We had works from a wide variety of distinctive great composers: one of Purcell's Birthday Odes, one of Handel's Chandos Anthems - both large, multi-movement works - a couple varied Mozart church pieces from his Salzburg period, a Haydn motet, and Schubert's Mass in G, my secret favorite early masterwork of his. The retro-Baroque Credo movement has a strange, stealthy beauty that rivets me, and it covers an enormous amount of text in very little time.
The chorus was in fine shape, full-bodied and fully in control of the counterpoint. There was a canonic series of entrances in the Purcell that was just spine-tingling. Only in some of the more irregular jagged parts of the Haydn could they have used more stiffening.
There were guest soloists in most of the music too. Soprano Sandra Raquel Bengochea was the most operatic and the most expressively free. Matthew Knickman is a deep enough baritone to cover the depths of Purcell's bass parts. Blake Morgan has a pure tenor voice with carefully precise placement of every pitch and every phoneme. Cortez Mitchell is more grounded than many countertenors, but his voice didn't carry well in the choral pieces. To compensate for that, he got a solo showpiece in the form of Handel's Largo (the aria Ombra ma fu from Serse) which was just stunning.

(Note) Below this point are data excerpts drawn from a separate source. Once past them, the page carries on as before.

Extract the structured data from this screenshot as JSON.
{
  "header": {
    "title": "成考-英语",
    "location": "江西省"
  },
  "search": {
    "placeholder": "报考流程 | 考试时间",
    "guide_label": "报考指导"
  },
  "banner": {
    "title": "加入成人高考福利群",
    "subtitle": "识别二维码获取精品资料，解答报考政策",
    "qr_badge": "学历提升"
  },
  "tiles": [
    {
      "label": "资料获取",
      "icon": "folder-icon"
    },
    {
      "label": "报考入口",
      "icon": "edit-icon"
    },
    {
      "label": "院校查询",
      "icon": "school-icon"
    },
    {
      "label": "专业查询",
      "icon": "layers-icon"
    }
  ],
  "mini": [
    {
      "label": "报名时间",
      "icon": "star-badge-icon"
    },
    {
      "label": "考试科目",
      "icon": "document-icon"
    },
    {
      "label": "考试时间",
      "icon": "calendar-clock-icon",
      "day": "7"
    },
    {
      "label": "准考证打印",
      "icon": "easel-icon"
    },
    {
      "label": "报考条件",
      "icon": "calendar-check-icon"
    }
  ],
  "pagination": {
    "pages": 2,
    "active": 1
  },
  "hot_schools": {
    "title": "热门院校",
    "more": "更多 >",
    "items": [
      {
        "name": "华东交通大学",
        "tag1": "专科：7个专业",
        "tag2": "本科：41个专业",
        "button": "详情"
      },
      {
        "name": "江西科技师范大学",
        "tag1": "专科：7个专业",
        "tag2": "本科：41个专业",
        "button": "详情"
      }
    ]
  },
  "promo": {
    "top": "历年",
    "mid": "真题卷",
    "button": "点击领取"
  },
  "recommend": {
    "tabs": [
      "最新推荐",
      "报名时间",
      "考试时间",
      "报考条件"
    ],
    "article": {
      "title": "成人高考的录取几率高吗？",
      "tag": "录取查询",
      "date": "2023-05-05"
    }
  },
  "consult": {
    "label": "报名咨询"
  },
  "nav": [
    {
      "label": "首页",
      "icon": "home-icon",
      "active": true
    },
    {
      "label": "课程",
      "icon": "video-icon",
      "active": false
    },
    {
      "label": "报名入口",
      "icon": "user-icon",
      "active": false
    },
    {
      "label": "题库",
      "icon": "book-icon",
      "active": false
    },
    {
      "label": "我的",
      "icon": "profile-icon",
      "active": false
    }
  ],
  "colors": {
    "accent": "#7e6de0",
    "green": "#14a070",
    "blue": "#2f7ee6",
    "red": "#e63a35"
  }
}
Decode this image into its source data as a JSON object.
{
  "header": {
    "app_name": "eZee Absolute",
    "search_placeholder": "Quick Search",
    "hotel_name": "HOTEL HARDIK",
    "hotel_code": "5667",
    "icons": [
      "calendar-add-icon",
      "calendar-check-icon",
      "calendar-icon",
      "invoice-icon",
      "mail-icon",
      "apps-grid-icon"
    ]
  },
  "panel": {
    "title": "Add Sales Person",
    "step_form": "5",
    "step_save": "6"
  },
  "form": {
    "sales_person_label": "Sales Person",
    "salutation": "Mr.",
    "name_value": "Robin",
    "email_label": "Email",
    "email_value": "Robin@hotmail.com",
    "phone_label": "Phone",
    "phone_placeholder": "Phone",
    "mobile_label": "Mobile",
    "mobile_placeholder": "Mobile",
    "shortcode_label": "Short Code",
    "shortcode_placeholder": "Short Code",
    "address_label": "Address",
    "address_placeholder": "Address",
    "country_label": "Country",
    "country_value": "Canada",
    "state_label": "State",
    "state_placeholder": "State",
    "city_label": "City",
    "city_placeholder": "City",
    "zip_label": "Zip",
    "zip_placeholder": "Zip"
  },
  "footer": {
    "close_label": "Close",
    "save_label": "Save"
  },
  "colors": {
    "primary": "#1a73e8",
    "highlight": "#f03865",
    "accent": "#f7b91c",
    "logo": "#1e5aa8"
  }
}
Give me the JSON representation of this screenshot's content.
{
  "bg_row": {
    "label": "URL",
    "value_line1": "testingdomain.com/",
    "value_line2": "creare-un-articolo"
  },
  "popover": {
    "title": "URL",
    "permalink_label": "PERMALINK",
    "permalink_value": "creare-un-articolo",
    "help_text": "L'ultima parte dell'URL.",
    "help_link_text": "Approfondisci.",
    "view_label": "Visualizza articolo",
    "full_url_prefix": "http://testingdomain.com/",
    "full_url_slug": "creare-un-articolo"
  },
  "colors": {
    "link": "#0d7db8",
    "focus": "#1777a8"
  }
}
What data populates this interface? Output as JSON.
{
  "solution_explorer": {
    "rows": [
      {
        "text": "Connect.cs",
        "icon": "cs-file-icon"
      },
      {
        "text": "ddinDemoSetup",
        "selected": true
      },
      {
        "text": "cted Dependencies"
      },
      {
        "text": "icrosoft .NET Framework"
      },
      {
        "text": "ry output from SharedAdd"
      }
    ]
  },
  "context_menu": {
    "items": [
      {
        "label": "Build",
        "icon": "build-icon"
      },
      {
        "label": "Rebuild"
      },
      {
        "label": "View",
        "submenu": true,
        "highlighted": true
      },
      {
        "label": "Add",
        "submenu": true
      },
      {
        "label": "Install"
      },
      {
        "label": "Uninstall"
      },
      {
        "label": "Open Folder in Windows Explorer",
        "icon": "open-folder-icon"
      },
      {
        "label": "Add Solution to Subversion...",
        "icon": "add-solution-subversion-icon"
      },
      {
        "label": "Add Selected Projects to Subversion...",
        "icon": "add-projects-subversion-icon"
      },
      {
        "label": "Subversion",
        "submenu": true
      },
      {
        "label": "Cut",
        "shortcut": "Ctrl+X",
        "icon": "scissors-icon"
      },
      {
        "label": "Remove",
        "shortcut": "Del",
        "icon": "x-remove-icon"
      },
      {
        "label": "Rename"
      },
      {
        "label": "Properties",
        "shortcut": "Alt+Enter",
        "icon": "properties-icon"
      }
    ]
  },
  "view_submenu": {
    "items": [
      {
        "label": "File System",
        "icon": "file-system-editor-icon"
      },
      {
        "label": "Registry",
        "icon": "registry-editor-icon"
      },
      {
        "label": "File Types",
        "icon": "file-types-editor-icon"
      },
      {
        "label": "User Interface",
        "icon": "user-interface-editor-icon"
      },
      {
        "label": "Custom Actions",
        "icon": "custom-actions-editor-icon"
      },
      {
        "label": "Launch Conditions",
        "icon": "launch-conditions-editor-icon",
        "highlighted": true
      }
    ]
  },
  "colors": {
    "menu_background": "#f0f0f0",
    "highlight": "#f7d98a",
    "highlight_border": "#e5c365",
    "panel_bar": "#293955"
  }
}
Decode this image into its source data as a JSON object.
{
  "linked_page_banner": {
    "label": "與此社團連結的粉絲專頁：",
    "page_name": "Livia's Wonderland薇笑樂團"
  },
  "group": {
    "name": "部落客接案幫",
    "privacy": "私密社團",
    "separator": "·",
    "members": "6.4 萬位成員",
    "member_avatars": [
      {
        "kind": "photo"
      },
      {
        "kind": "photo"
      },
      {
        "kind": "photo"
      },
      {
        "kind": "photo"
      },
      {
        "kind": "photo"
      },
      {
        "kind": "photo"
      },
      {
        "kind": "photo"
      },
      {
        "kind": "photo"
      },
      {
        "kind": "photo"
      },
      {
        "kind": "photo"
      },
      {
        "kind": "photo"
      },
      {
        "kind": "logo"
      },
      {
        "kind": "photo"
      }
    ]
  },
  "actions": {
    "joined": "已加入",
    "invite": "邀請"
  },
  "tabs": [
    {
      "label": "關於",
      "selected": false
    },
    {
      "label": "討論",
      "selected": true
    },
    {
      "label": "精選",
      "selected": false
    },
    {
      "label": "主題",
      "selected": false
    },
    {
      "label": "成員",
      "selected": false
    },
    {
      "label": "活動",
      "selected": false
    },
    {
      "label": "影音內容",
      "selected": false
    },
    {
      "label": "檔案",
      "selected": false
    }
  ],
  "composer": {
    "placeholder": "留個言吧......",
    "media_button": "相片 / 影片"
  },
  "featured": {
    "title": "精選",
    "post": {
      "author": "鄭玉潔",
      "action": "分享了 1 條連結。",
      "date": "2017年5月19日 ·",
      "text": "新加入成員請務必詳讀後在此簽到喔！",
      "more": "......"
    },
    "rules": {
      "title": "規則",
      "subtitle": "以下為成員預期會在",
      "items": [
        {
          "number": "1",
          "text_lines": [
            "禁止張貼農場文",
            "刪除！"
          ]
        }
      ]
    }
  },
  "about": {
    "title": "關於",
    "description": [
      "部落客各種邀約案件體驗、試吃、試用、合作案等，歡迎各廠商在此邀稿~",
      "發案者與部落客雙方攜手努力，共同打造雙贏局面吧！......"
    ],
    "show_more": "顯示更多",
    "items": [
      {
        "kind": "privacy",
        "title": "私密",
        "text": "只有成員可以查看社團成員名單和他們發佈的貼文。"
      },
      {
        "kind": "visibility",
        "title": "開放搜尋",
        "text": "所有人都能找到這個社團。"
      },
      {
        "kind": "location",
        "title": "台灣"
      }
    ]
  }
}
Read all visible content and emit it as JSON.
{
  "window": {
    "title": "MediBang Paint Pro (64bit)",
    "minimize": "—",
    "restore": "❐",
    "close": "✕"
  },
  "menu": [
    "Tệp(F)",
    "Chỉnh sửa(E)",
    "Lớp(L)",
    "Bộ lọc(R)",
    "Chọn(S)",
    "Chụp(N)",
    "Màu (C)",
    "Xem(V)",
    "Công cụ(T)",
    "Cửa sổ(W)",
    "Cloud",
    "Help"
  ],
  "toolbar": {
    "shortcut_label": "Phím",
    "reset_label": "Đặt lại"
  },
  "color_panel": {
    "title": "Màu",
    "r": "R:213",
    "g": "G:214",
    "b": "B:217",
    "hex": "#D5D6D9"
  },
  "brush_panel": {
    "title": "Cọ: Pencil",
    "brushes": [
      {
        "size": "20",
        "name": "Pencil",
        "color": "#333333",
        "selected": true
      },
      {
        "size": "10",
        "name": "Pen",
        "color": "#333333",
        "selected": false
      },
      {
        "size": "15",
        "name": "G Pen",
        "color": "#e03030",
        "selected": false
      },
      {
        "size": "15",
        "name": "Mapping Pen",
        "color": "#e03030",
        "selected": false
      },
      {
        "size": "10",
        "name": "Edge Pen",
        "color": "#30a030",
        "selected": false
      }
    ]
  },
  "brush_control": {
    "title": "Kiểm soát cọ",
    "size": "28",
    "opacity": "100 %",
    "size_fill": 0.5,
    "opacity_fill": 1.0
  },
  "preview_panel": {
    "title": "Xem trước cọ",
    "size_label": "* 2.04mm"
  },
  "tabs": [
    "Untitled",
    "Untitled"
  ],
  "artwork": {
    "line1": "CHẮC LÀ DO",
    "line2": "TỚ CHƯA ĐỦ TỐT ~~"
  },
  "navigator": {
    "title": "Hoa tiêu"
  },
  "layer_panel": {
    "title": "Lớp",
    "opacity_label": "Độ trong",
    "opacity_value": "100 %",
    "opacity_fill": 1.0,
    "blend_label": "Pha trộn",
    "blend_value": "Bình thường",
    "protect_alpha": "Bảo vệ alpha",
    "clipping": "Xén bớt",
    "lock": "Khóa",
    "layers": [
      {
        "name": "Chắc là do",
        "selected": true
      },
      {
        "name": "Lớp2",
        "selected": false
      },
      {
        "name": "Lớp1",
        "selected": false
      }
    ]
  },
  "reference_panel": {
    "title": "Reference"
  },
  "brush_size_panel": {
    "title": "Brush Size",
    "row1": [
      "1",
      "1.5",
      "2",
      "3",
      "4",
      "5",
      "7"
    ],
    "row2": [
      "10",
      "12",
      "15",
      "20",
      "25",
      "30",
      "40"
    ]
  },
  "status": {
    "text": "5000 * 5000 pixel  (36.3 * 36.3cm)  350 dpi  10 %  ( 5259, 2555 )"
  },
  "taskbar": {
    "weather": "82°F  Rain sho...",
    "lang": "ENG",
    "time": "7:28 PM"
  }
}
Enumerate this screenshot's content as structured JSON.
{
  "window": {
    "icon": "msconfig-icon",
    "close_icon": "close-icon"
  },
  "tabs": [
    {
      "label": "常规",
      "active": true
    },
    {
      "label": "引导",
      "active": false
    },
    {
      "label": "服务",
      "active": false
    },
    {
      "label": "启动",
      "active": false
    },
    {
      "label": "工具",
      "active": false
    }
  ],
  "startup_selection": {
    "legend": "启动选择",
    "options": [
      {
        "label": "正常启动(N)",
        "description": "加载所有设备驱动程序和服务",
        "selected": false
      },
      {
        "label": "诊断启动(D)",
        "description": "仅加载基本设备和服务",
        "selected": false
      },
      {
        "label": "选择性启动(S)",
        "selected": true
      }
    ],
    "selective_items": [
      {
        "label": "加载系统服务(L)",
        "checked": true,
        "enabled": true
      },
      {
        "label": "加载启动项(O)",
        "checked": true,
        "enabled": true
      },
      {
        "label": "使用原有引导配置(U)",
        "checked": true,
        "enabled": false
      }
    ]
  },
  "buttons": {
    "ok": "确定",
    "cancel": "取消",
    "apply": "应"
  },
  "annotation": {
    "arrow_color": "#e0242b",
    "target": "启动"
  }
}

Only complaints were the backwards-collated page in the unstapled program book - it took 3 of us several minutes to figure out how it was supposed to go - and that the program notes should have been run past somebody with a better command of English before publication. One sentence on Schubert, "Having only lived for 31 years, the sheer volume of musical output is staggering," a sentence with no detectable subject, was a striking but representative example.